The mobile home is now safely anchored against winds in all directions!
Testing & Maintenance
The anchoring project is complete! But don’t neglect occasional checks and upkeep for long-term performance.
- Visually inspect tiedowns regularly for any obvious damage or loosening.
- Retension turnbuckles yearly or whenever cables appear loose. A 1/2 turn is often sufficient.
- Test auger grip yearly by pulling firmly upwards with a pole. Reset any loosening out of the ground.
- Check under home before winter for any loose debris that could jam moving parts.
- Lubricate turnbuckle barrel threads occasionally with spray lubricant to prevent rust seizing.
- Upgrade components like cables and anchors over time if worn or outdated.
Don’t hesitate to appoint professional mobile home installers for periodic servicing, upgrades or replacement of aged anchors when required.
Stay anchored and secured!
Frequently Asked Questions
How deep should my augers be installed?
Federal standards specify augers must be embedded at least 4 ft measured from ground level to the bottom tip of the helix. Ensure proper depth for maximum grip.
Can I do this alone or do I need help?
DIY installation is definitely achievable alone if you’re reasonably fit and mobile. But having an extra helper makes tasks like boring holes and maneuvering augers much easier and safer.
How soon can my home be occupied after installing anchors?
Once correctly tensioned and secured according to specifications, the mobile house can be immediately reoccupied without risk. Do safety checks before allowing tenants back in.
Is using concrete deadmen anchors acceptable?
Yes poured concrete deadmen can safely provide anchorage also. But they require more specialized tools and materials to install underground. Augers are simpler for DIYers.

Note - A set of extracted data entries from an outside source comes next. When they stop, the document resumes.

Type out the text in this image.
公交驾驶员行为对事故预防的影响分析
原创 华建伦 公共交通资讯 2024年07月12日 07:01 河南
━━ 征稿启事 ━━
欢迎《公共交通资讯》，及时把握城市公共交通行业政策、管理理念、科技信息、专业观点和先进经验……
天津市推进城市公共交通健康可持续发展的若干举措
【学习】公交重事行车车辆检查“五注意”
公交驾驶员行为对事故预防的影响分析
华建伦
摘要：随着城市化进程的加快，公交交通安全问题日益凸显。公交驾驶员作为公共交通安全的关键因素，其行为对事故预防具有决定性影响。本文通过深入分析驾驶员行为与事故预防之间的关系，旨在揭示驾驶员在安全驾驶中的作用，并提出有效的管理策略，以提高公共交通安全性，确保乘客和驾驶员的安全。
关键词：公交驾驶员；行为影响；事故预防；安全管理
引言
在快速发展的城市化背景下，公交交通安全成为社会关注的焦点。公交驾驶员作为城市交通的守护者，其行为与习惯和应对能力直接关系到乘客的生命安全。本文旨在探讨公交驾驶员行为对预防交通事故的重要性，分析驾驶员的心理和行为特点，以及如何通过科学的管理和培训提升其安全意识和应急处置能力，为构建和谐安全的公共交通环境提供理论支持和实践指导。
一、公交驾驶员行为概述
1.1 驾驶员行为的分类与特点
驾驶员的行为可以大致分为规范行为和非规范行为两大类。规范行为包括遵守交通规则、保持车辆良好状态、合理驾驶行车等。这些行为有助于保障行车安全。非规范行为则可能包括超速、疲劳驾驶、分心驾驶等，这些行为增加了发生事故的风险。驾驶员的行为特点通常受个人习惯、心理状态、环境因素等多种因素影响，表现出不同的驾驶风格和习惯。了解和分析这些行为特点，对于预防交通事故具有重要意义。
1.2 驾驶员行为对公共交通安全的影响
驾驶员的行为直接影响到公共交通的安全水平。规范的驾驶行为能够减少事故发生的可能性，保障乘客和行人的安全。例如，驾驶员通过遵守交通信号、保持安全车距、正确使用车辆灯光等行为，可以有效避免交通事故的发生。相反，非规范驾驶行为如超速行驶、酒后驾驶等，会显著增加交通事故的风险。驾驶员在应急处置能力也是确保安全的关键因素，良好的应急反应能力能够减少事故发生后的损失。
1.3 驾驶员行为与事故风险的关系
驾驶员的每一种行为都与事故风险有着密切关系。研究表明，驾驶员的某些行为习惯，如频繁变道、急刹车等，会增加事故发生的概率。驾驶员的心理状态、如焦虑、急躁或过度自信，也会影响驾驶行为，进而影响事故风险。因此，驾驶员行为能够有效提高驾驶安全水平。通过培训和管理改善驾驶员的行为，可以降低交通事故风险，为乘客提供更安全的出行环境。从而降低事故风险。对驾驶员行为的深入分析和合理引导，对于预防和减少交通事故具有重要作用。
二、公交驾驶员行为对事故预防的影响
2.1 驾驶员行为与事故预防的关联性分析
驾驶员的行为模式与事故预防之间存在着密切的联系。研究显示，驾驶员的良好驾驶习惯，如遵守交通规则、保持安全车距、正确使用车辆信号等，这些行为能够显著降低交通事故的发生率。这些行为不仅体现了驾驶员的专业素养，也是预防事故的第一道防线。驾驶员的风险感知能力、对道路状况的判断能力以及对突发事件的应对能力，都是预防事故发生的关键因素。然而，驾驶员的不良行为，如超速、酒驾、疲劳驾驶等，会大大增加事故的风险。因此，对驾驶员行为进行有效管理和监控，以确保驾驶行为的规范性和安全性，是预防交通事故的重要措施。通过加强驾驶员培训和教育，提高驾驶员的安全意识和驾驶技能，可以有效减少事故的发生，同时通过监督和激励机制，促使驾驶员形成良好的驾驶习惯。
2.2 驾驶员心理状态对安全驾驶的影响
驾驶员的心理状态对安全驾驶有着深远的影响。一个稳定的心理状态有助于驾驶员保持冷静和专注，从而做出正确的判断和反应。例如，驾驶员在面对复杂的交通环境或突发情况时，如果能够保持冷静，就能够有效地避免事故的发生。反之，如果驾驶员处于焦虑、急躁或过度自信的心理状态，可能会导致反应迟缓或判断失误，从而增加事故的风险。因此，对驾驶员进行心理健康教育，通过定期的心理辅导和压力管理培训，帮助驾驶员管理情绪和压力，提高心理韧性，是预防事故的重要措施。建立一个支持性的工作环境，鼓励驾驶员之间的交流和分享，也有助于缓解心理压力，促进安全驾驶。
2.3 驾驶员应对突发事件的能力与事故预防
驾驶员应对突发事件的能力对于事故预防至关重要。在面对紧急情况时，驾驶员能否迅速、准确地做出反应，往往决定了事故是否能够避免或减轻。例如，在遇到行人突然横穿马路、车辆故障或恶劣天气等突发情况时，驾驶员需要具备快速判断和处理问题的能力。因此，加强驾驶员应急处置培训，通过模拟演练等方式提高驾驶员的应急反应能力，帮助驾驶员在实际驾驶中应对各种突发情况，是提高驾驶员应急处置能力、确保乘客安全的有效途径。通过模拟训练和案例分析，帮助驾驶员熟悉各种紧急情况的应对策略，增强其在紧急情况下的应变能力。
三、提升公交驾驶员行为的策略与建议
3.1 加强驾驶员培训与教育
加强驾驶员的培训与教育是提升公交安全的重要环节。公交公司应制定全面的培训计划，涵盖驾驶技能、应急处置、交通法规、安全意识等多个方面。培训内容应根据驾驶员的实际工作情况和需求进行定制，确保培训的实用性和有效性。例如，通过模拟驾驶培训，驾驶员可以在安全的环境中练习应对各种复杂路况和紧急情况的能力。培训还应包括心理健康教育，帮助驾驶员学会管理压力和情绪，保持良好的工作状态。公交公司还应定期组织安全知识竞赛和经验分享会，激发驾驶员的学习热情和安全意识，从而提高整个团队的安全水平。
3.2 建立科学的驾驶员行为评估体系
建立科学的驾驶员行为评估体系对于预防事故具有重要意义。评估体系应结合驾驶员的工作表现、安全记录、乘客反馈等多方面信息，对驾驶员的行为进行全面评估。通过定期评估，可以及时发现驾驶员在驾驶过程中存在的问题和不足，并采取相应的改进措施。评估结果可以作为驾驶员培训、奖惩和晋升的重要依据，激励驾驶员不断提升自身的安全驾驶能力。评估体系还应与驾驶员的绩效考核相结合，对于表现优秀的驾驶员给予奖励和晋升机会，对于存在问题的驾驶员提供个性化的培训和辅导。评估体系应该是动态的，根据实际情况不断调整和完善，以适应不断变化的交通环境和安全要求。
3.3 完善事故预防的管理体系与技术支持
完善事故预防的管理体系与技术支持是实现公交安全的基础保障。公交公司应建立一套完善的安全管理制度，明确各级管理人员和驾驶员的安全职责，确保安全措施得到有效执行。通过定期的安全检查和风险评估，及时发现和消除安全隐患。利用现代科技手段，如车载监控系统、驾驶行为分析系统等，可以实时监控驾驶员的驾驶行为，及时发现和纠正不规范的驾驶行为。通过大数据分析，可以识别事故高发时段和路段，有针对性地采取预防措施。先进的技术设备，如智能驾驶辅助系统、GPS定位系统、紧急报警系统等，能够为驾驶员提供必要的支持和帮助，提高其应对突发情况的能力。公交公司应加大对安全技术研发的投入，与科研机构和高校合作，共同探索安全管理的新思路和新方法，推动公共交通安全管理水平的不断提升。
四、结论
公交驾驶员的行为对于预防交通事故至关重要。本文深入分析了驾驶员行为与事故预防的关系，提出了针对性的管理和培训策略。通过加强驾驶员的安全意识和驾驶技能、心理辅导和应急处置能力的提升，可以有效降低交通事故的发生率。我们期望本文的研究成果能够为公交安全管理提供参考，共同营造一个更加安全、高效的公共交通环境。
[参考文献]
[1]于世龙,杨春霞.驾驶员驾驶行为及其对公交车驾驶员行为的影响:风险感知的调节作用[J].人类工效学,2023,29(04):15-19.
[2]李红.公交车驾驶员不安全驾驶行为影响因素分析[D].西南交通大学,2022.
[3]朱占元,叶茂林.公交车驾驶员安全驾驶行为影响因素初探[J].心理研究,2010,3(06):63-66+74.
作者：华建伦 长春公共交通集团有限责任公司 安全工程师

How do I calculate the correct cable sizes and load capacity?
Determining the proper anchor ratings and specifications requires professional engineering input based on your exact home model and climate wind zones. For DIY, follow HUD code compliant product listings.
Hopefully this guide has shown that installing manufactured home anchors is an achievable DIY mobile home tie downs project. While intensive at first, correctly putting in tie downs ultimately safeguards your property for the long term against storm damage.
Enhancing the accessibility of your home begins with being meticulous with prep work, using quality gear, and methodically tensioning each component when installing accessibility features; this commitment ensures robust anchoring that follows regulations, as cutting corners jeopardizes the anchors’ reliability when they are most needed.
Remember to periodically inspect and maintain the system. Upgrading aging parts proactively ensures many more years of reliable service securing your mobile abode.
Stay safe and secured living the mobile home lifestyle!